The judge sentenced Malden to four years and gave Lizzie two years for the crime.
Both Lizzie and Malden swore the other man, “Ralston” – otherwise referenced as Felix Robertson, lawyer, got away with the $5,000 ransom.
David T. Beals, Jr., known as Junior, inherited his parents’ impressive mansion on Independence Ave. when his father died in 1910. The house was sold in 1922, and it caught fire quickly thereafter.

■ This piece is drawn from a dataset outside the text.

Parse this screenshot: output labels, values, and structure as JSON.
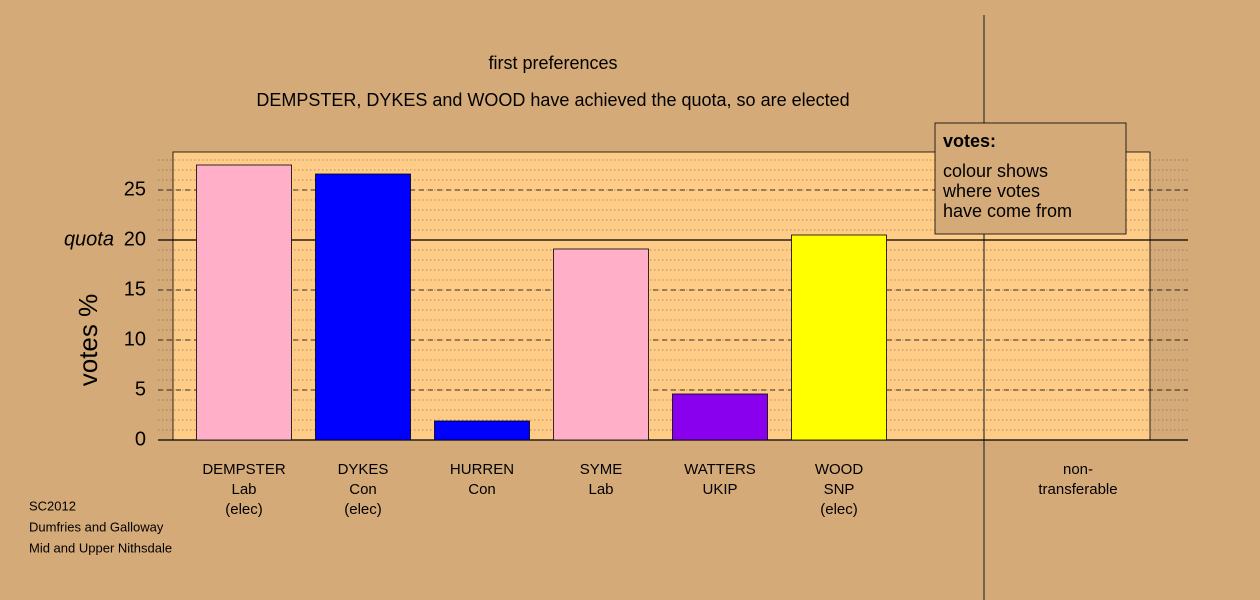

Junior graduated from Yale, worked for Interstate Cattle Company and owned several country banks. He married Seth Ward’s granddaughter, Helen, and had one child. Interestingly, Junior’s nephew, David Conover (1920-1983; Dora’s son), worked as a photographer and is credited with discovering Marilyn Monroe. Junior passed away in 1963 in Kansas City.
Malden Sipole served just shy of four years and was released in 1896. He worked as a road contractor and married his wife, Mae, in 1897, settled in Illinois, and had numerous children. He died in 1939.
Lizzie Clevidence Dennis was released from prison in 1893 after serving 16 months. Her husband, John Dennis filed for divorce in Nebraska and took her two children, Evie and Ivy with him. Ivy passed away at a young age, but Evie stayed in close contact with her father and passed away in 1914 after marrying and having children in Washington.
Lizzie moved to Chicago and married Joseph Helmes (1870-1915), a horseshoer. After her husband passed away, Lizzie moved back to the place where she couldn’t wait to leave as a young woman; she died in 1960 at Sunnyside Nursing Home in Warren, Ill. Her obituary plainly claimed, “There are no immediate survivors.”
Surprisingly, the man both Lizzie and Malden referenced as the Denver lawyer who made off with the $5,000 did exist! His name was Felix Robertson, and he is listed in city directories for 1890 and 1891. After living in Denver with his family, Robertson had the Kansas City police on his tracks. They were too late; after “leaving part of his furniture in the house and an uneaten breakfast on the table,” Felix Robertson disappeared from the records and from the police’s grasp.
A kidnapping story that engulfed the newspaper headlines in 1891 was full of mysteries and surprises. This early event is one of the first documented kidnappings for ransom, and luckily for the Beals family, the event, although tragic, ended in the safe return of a two-year-old innocent victim.